Though Sullivan believes that herbs and homeopathic remedies have a place in treating low libido, she could think of no single product on the market that she would recommend. "We have over 5,000 herbs, so finding the right one depends on getting to understand what is the real source for the problem," she said.
Sexual dysfunction can have many causes. Stress, fatigue, anxiety, depression, illness and medications can all contribute to a lack of desire. So can hormonal fluctuations, pain during intercourse, a history of sexual abuse or an unhappy relationship.
All of these things can be treated, Bhiwandi stresses. Depending on the cause, treatment may include lubricants or creams, hormonal therapy, stress-reducing techniques or talk therapy.
Dr. Robert Bright, a psychiatrist at the University of North Carolina said, "I think that's a stereotype that women have more emotional issues with sex than men do. It may start with one partner, but it gets played out in the relationship and affects both partners eventually."
Too often, he says, it's assumed that Viagra or another "magic"
pill will take care of the problem. "Many times sexual dysfunction
is much deeper than something that can be fixed with a pill."
Furthermore, Bright says, Viagra addresses erectile
dysfunction, not low libido.
Most often, Bright and Sullivan say, partners can benefit from taking more time for themselves and each other.
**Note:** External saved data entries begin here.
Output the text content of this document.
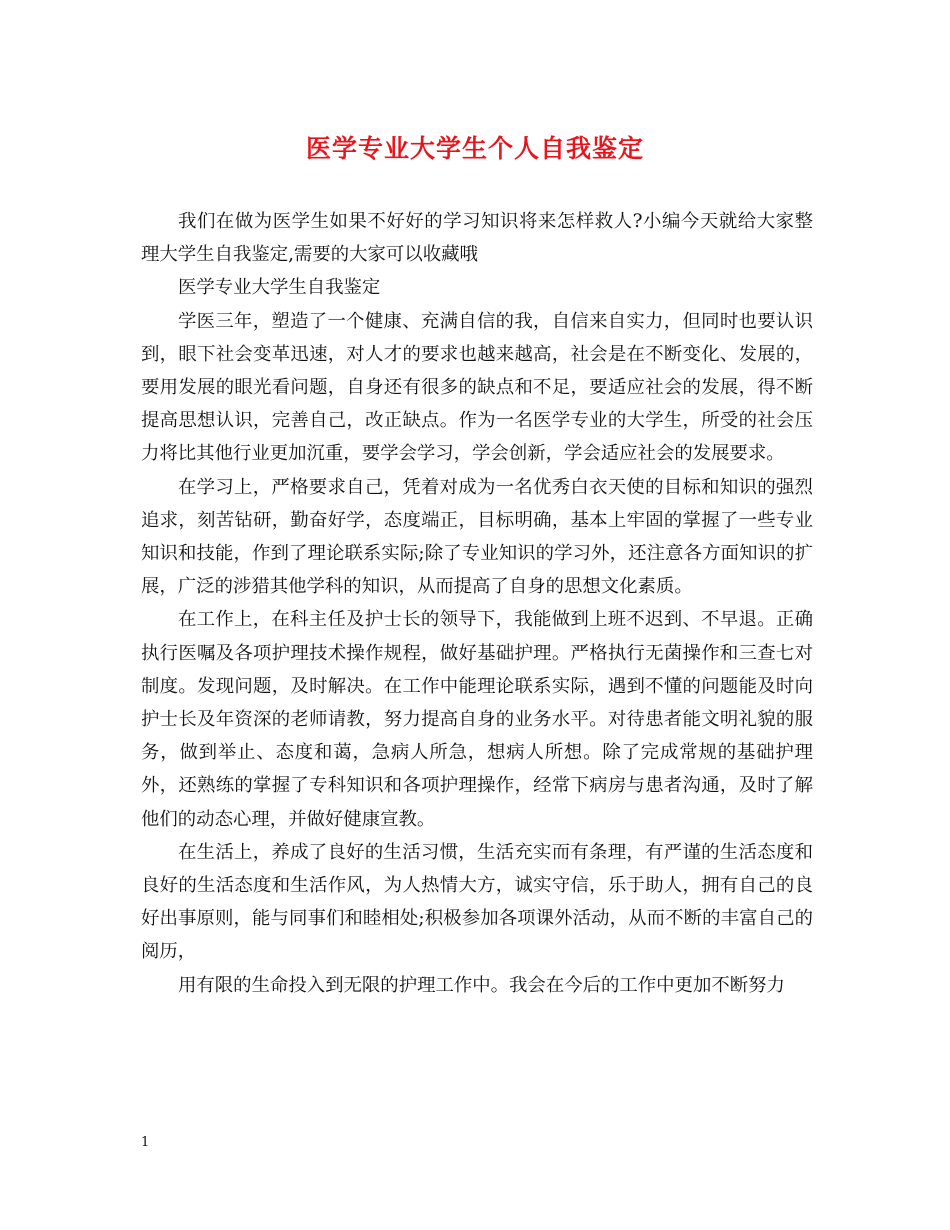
医学专业大学生个人自我鉴定

我们在做为医学生如果不好好的学习知识将来怎样救人?小编今天就给大家整理大学生自我鉴定,需要的大家可以收藏哦

医学专业大学生自我鉴定

学医三年，塑造了一个健康、充满自信的我，自信来自实力，但同时也要认识到，眼下社会变革迅速，对人才的要求也越来越高，社会是在不断变化、发展的，要用发展的眼光看问题，自身还有很多的缺点和不足，要适应社会的发展，得不断提高思想认识，完善自己，改正缺点。作为一名医学专业的大学生，所受的社会压力将比其他行业更加沉重，要学会学习，学会创新，学会适应社会的发展要求。

在学习上，严格要求自己，凭着对成为一名优秀白衣天使的目标和知识的强烈追求，刻苦钻研，勤奋好学，态度端正，目标明确，基本上牢固的掌握了一些专业知识和技能，作到了理论联系实际;除了专业知识的学习外，还注意各方面知识的扩展，广泛的涉猎其他学科的知识，从而提高了自身的思想文化素质。

在工作上，在科主任及护士长的领导下，我能做到上班不迟到、不早退。正确执行医嘱及各项护理技术操作规程，做好基础护理。严格执行无菌操作和三查七对制度。发现问题，及时解决。在工作中能理论联系实际，遇到不懂的问题能及时向护士长及年资深的老师请教，努力提高自身的业务水平。对待患者能文明礼貌的服务，做到举止、态度和蔼，急病人所急，想病人所想。除了完成常规的基础护理外，还熟练的掌握了专科知识和各项护理操作，经常下病房与患者沟通，及时了解他们的动态心理，并做好健康宣教。

在生活上，养成了良好的生活习惯，生活充实而有条理，有严谨的生活态度和良好的生活态度和生活作风，为人热情大方，诚实守信，乐于助人，拥有自己的良好出事原则，能与同事们和睦相处;积极参加各项课外活动，从而不断的丰富自己的阅历，

用有限的生命投入到无限的护理工作中。我会在今后的工作中更加不断努力

1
Instead of berating themselves for a lack of libido, Sullivan suggests that women set aside time for themselves and their needs. Spend the afternoon getting a manicure or massage, go for a walk or hire a baby sitter for the evening and go out to a romantic dinner and movie with a mate, she'll tell patients.
"When people feel better about themselves," she says, "they're more likely to want to be intimate."